What do you think you’d be doing right now if WordPress didn’t exist?

Kevin Muldoon:
I would still be working online.

I got into the online world years before I used WordPress.

At the end of the day, WordPress is simply a tool I use to build websites and publish content online. If WordPress was not there, I would use another tool.

From a career perspective, I would have followed a different path as I have written many articles regarding the WordPress platform. Therefore, whilst I would still be working online, it is unlikely that I would have done so much freelancing.

What’s your technique for staying productive throughout the day?

Kevin Muldoon:
Exercise regularly, get a good sleep, and eat healthy.

I try and fit my work around my schedule. This means that I sometimes work twice as many hours one day if it means I have other plans the next day.

How do you define “being successful”?

Kevin Muldoon:
I would define success as being happy.

Too many people online focus on how much money they earn but for me the true definition of being successful is making enough money to give you the lifestyle you want.
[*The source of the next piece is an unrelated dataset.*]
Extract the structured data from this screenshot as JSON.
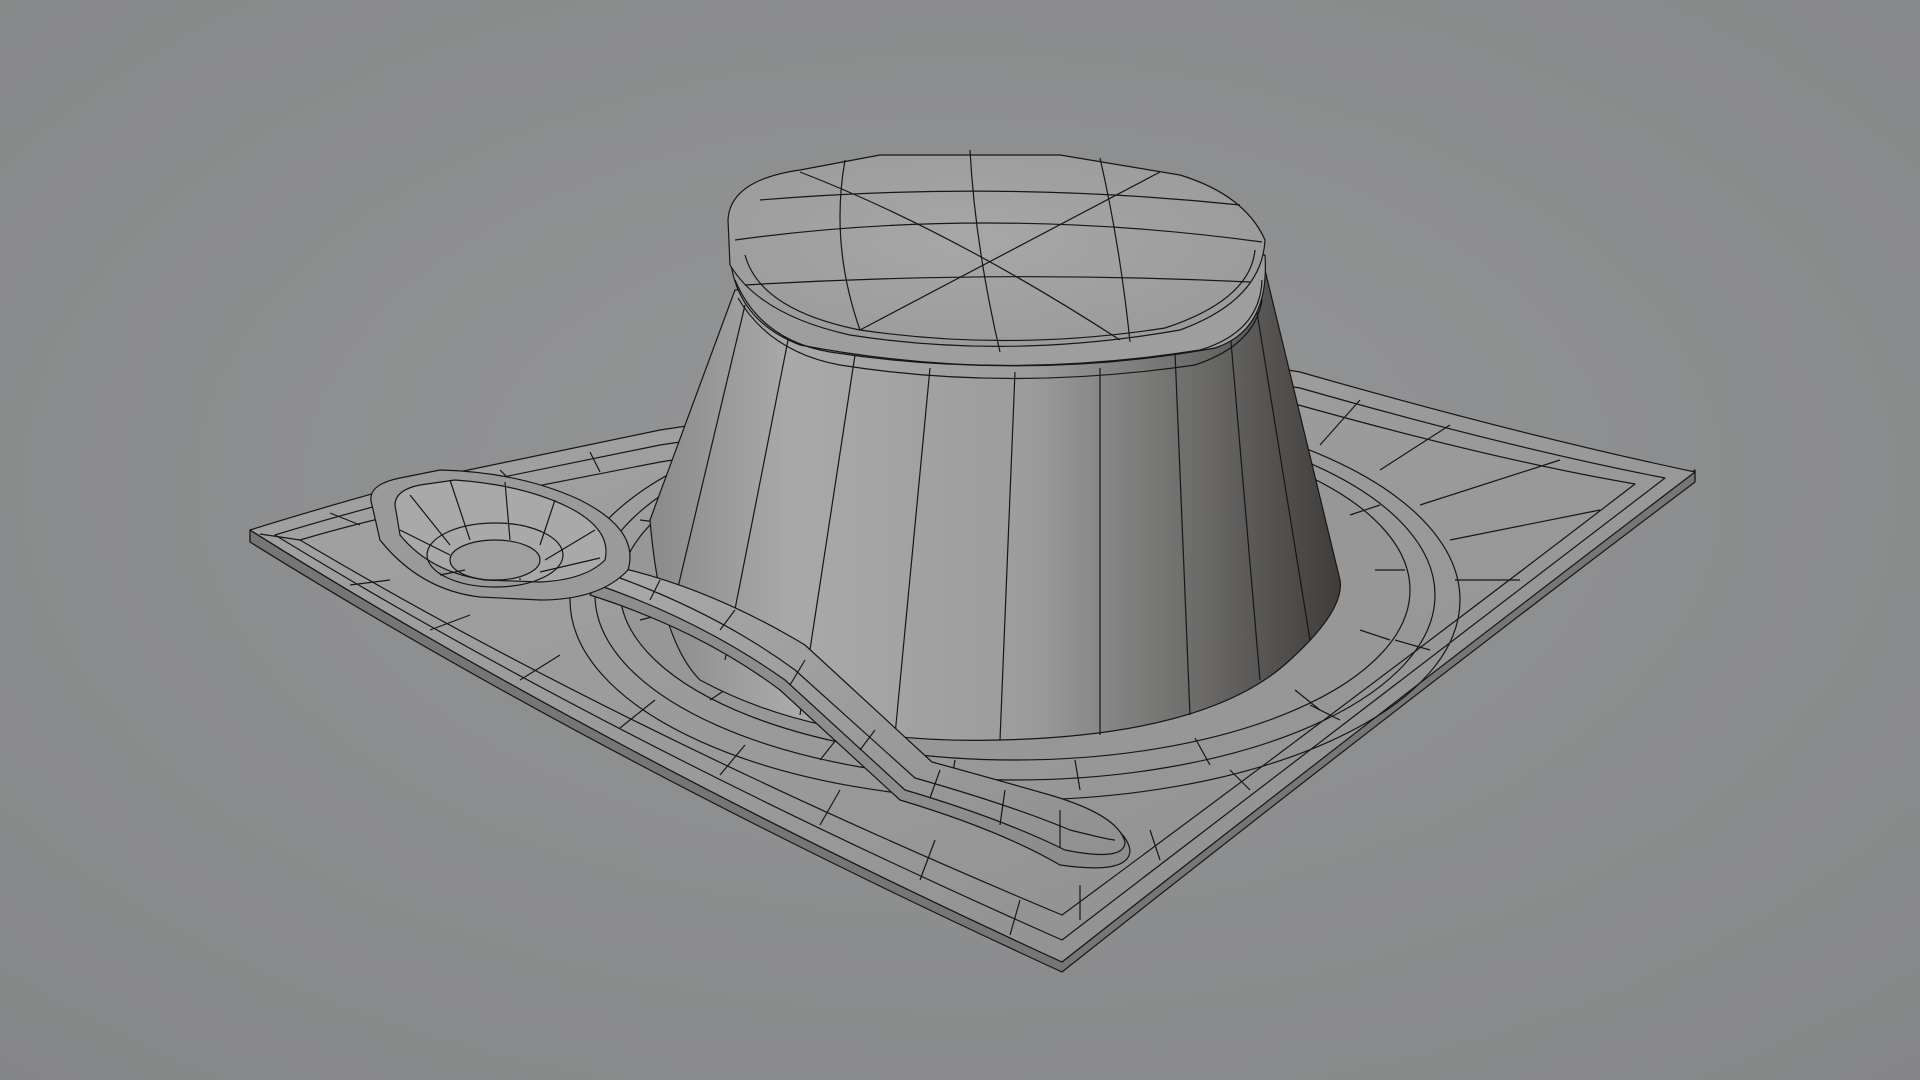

I enjoy exercising, socialising, and travelling. Working online allows me to do that.

If I had the choice of making $5,000 per month working 25 hours per week and $10,000 per month working 50 weeks, I would choose to work 25 hours as working twice as many hours would make me less happy regardless of the extra cash.

That’s not to say that I do not work hard when I need to. I just don’t think working myself into an early grave is worth it.

Kevin Muldoon

The true definition of being successful is making enough money to give you the lifestyle you want

What do you like to do when you’re not WordPress-ing?

Kevin Muldoon:
I love martial arts. I train Brazilian Jiujitsu every week. I did Taekwondo for many years and used to enjoy running too, though injuries have stopped me from doing those.
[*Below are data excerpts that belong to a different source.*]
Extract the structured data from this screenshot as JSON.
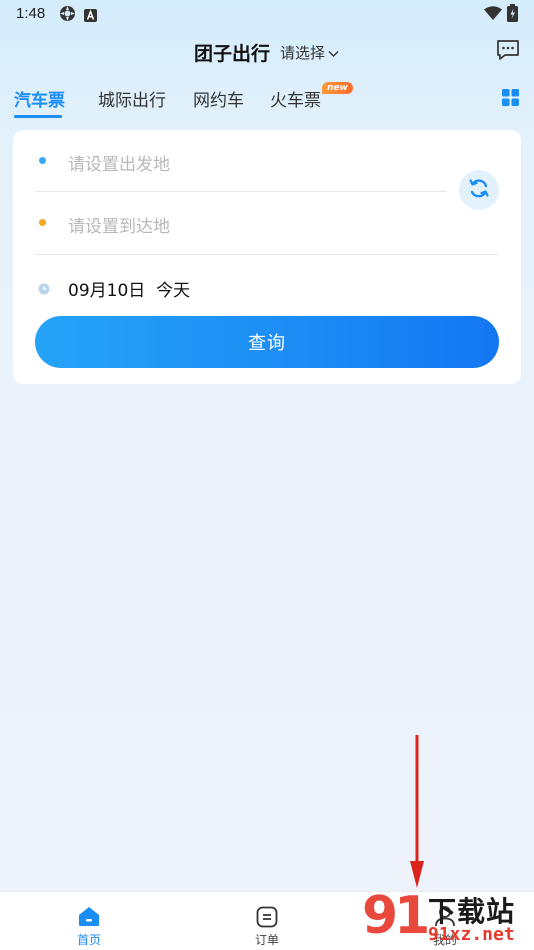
{
  "status_bar": {
    "time": "1:48"
  },
  "header": {
    "title": "团子出行",
    "city_select": "请选择"
  },
  "tabs": [
    {
      "label": "汽车票",
      "active": true
    },
    {
      "label": "城际出行",
      "active": false
    },
    {
      "label": "网约车",
      "active": false
    },
    {
      "label": "火车票",
      "active": false,
      "badge": "new"
    }
  ],
  "search_form": {
    "departure_placeholder": "请设置出发地",
    "arrival_placeholder": "请设置到达地",
    "date": "09月10日",
    "date_note": "今天",
    "query_label": "查询"
  },
  "bottom_nav": [
    {
      "label": "首页",
      "icon": "home-icon",
      "active": true
    },
    {
      "label": "订单",
      "icon": "order-icon",
      "active": false
    },
    {
      "label": "我的",
      "icon": "profile-icon",
      "active": false
    }
  ],
  "watermark": {
    "brand": "91",
    "title": "下载站",
    "url": "91xz.net"
  },
  "colors": {
    "accent": "#1b8ef5",
    "departure_dot": "#3aa6f5",
    "arrival_dot": "#f5a623",
    "annotation_arrow": "#d9231b"
  }
}
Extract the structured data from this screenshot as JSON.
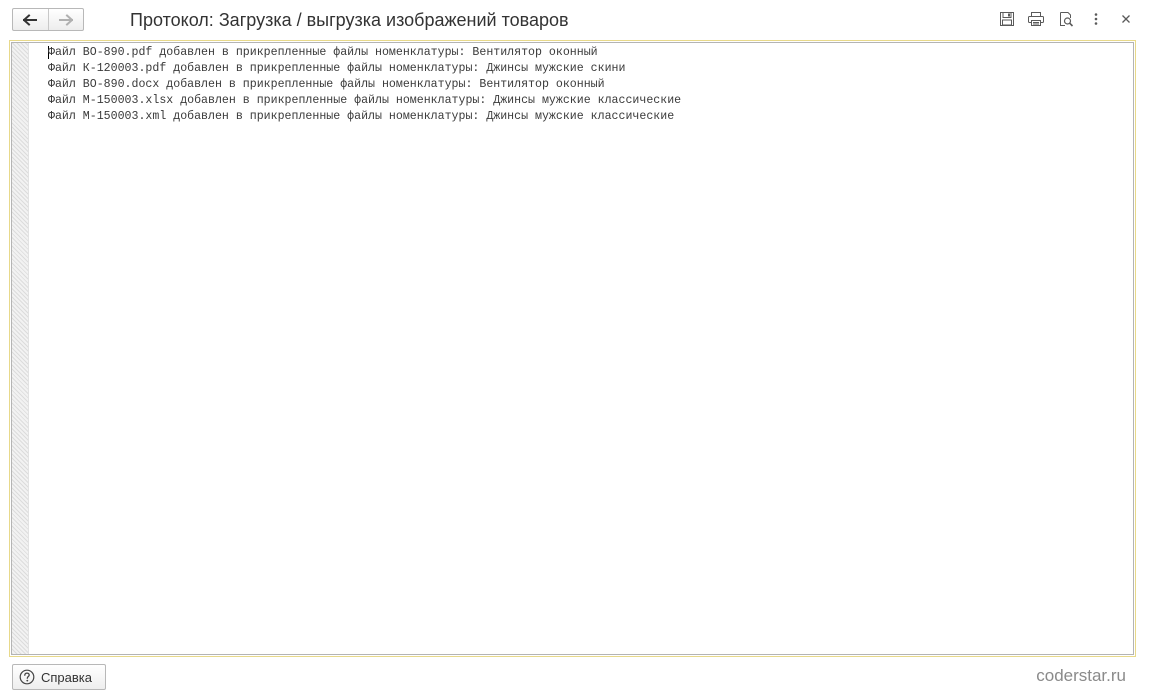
{
  "header": {
    "title": "Протокол: Загрузка / выгрузка изображений товаров",
    "nav": {
      "back_icon": "arrow-left-icon",
      "forward_icon": "arrow-right-icon"
    },
    "toolbar_icons": [
      "save-icon",
      "print-icon",
      "preview-icon",
      "more-icon",
      "close-icon"
    ]
  },
  "document": {
    "lines": [
      "Файл ВО-890.pdf добавлен в прикрепленные файлы номенклатуры: Вентилятор оконный",
      "Файл К-120003.pdf добавлен в прикрепленные файлы номенклатуры: Джинсы мужские скини",
      "Файл ВО-890.docx добавлен в прикрепленные файлы номенклатуры: Вентилятор оконный",
      "Файл М-150003.xlsx добавлен в прикрепленные файлы номенклатуры: Джинсы мужские классические",
      "Файл М-150003.xml добавлен в прикрепленные файлы номенклатуры: Джинсы мужские классические"
    ]
  },
  "footer": {
    "help_label": "Справка",
    "help_icon": "help-circle-icon",
    "watermark": "coderstar.ru"
  },
  "colors": {
    "frame_border": "#e8d98a",
    "text": "#3a3a3a",
    "title_text": "#333333",
    "watermark": "#8a8a8a"
  }
}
I also love watching movies, playing games, and seeing friends and family.

What do you wish more people knew about WordPress?

Kevin Muldoon:
Security.

It’s the one area which too many website owners do not take serious enough. Securing your website and making backups regularly is one of the most important things a WordPress user should do.

Who’s doing things that are just cutting-edge and incredible in the WordPress space right now?

Kevin Muldoon:
There are so many WordPress developers pushing the boundaries on what WordPress can be used for so it is hard to pick one area over another.

I do believe, however, that one of the most important developments we are seeing just now is in hosting. Dedicated WordPress hosting companies have made other hosting companies step up their game and offer dedicated hosting plans for WordPress users. We are now seeing features such as external backups and website staging becoming commonplace.

Describe the WordPress community in one word.

Kevin Muldoon

Huge

What’s the main threat to WordPress these days? Other platforms like Ghost, or maybe things like Squarespace?

Kevin Muldoon:
I don’t think the word threat is appropriate. Competition is good and it ensures that the developers of WordPress stay ahead of the game and keep refining the platform.

If you look objectively at a platform such as Ghost, it is arguably a much better solution for bloggers. Everything is simpler and the dashboard has fewer distractions so it means the blogger’s time is spent more on blogging and less on website administration.

WordPress have to look objectively at what other platforms offer and see what they do well.

What are your recommendations for a WordPress novice?

Kevin Muldoon:
Buy a good book about WordPress from Amazon, set up a test website, and then learn how to get the most from the platform through trial and error. When you run into a problem you will find solutions to your problem via search engines.

If I had to summarize this interview, I’d say that the internet is here for all of us. It’s only our own entrepreneurial spirit and motivation that take us where we need to be. Kevin saw the opportunity and he simply took it. He used all the tools and resources he found to make a living in the online space. What’s your main takeaway from this interview?